Shmulik Zysman, founding partner of ZAG-S&W (Zysman, Aharoni, Gayer & Co), says: "Although 2017 started as a strong and stable year for Israeli high-tech capital raising, with figures similar to previous quarters, the number of financing rounds in the first quarter was the lowest since the corresponding quarter in 2012, while the number of new startups continued to grow. We expect the Mobileye deal – which shifted paradigms regarding valuations of Israeli companies – to have future impact on the industry in terms of growth in capital raising volumes. The deal is yet another proof of the high quality and standards of Israeli companies.
 
“The fact that most of the capital goes into mature companies currently reflects, on the one hand, the maturity of companies today, but also the low appetite of investors for young companies, which embody greater risk. If it continues, this trend is liable to harm young companies' ability to realise their potential. In addition, according to the report, most of the capital injected into the Israeli market continues to come from abroad. Thus, it emerges that high-tech investments in Israel are biased toward foreign investments in low-risk companies, which is liable to affect the future of Israeli high-tech as a whole."
 
In Q1 2017, VC-backed deal-making was down, with both the proceeds and number of deals shrinking noticeably.
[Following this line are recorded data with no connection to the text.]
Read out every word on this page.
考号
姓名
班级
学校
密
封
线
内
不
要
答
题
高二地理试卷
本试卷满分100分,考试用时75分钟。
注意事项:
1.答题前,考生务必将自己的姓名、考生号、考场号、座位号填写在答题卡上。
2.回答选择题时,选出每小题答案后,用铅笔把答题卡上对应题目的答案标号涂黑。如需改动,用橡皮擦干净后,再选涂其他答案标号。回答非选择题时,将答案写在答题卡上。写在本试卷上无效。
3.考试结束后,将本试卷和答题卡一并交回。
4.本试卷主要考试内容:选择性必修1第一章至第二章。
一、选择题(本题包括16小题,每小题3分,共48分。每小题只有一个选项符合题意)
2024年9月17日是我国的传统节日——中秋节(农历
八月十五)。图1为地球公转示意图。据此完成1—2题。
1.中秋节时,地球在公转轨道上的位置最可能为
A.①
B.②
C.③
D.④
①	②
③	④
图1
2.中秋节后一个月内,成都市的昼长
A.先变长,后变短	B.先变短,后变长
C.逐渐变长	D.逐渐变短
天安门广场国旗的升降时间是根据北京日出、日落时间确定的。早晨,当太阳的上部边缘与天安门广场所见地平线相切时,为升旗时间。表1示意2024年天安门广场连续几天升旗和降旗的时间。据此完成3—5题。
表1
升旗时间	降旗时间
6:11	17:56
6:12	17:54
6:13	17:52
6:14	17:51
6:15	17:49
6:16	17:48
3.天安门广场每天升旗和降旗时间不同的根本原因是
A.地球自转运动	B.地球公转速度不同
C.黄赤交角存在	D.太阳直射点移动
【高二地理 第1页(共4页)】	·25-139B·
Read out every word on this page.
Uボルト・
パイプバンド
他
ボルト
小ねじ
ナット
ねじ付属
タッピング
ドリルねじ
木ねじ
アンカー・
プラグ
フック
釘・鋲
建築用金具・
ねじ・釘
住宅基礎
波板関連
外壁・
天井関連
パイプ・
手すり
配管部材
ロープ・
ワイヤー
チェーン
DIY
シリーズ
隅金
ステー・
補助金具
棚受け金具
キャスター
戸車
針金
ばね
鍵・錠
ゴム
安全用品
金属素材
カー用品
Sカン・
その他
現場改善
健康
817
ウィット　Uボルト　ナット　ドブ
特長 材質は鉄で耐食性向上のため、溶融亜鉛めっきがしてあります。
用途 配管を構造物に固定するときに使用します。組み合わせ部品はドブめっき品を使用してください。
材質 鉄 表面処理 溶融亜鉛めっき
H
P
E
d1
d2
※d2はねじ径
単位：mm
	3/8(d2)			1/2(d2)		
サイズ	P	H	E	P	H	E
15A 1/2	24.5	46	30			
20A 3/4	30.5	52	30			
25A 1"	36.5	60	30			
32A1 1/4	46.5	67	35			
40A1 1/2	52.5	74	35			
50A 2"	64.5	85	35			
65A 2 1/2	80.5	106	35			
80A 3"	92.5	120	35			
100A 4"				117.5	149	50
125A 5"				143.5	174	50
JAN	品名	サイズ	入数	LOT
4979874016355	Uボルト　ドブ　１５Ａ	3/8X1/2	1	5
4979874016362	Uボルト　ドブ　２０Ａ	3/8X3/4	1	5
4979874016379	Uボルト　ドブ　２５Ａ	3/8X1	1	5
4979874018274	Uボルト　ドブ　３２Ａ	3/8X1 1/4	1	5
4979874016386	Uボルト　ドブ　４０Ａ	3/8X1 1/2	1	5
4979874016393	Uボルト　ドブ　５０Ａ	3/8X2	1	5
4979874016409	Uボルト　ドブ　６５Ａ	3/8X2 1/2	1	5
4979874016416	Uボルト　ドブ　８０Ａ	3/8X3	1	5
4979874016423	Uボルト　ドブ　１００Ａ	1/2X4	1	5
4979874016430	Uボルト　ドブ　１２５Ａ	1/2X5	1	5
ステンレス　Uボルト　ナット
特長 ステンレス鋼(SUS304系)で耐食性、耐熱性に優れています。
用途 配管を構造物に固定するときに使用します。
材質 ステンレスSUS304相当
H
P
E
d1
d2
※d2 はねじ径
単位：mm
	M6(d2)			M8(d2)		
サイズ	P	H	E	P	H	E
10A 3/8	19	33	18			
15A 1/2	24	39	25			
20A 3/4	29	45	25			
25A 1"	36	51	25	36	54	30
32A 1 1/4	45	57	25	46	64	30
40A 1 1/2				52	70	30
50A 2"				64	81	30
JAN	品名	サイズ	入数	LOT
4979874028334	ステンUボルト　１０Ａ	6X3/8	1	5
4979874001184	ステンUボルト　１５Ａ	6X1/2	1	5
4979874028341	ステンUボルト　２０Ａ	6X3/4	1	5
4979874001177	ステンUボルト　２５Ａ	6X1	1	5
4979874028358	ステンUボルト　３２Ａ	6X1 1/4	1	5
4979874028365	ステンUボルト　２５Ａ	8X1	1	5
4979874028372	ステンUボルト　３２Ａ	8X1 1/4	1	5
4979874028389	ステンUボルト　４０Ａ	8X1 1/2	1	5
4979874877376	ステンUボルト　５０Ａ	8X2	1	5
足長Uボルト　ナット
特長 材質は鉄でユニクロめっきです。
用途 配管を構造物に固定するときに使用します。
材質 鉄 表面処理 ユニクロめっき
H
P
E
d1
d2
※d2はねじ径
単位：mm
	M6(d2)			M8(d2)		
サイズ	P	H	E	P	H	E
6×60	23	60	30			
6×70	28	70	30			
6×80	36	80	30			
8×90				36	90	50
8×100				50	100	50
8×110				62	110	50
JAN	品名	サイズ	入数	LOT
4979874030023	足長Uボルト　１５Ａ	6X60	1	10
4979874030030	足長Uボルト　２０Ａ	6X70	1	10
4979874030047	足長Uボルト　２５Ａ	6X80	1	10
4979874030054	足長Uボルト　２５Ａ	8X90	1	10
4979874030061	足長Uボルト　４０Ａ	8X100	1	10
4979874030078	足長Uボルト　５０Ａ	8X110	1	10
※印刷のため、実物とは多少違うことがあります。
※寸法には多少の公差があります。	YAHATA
These figures mark the lowest point in venture capital fund investments since Q2 2015, with USD577 million in only 68 transactions, a 19 per cent decrease from Q4 2016's USD710 million in 95 deals, and 26 per cent down from the USD777 million raised in 100 VC-backed transactions in Q1 2016.
 
While capital raised in financing rounds involving VCs marked the lowest point in venture capital fund participation since Q2 2015, the number of VC-backed financing rounds was the lowest quarterly figure recorded since 2010. The average VC-backed financing round in Q1 2017 was up, however, with USD8.5 million, compared to USD7.5 million and USD7.8 million in Q4 2016 and Q1 2016, respectively.
 
Israeli VC funds invested USD162 million or 16 per cent of total capital in Israeli high-tech companies in Q1 2017. The amount was 26 per cent above the USD129 million invested in Q4 2016 and 17 per cent up from the USD138 million invested in Q1 2016. Israeli VC funds' share was up in Q1 2017, compared with these two quarters, when their share reached 12 per cent of total capital each.
 
The IVC-ZAG survey reveals that this upturn stems from the increase in first investments performed by Israeli VC funds in Q1 2017 – USD87 million, or 54 per cent of their investments. The share of first investments was up, compared to 45 per cent in Q4 2016 and 31 per cent in Q1 2016. While Israeli VC fund investment in the past tended to lean towards early stage investments, in the first quarter of 2017, a whopping 65 per cent of first investments went to late stage companies.
 
Koby Simana, CEO of IVC Research Center, says: "Our analysis shows that venture capital funds, both Israeli and foreign, are shifting their activity focus to investments in later stages – in terms of companies' product development stage, financing stage or capital raising round. This change creates a void in the early stages that is not fully met by other investors, such as accelerators or private investors. On the one hand, it creates an opportunity for new investors willing to focus on young startups and early stage companies without much competition, but on the other hand – spells danger to the future of the local venture capital model. If VC funds pass up the opportunity to join at early stages and hold the majority of shares in a company, they will have less control over their deal-flows. If there are no investments in early stages and early rounds now, two years down the line there could well be a shortage of promising late stage companies."
 
Mid-stage companies continued to lead quarterly capital raising in Q1 2017, with USD478 million (47 per cent), 11 per cent below the USD534 million raised in Q4 2016, the highest quarterly amount for this stage, but 17 per cent above the USD409 million raised in Q1 2016.
 
The first quarter of 2017 was the weakest for early stage rounds in three years, with 41 companies raising only USD199 million, or 19 per cent of total capital.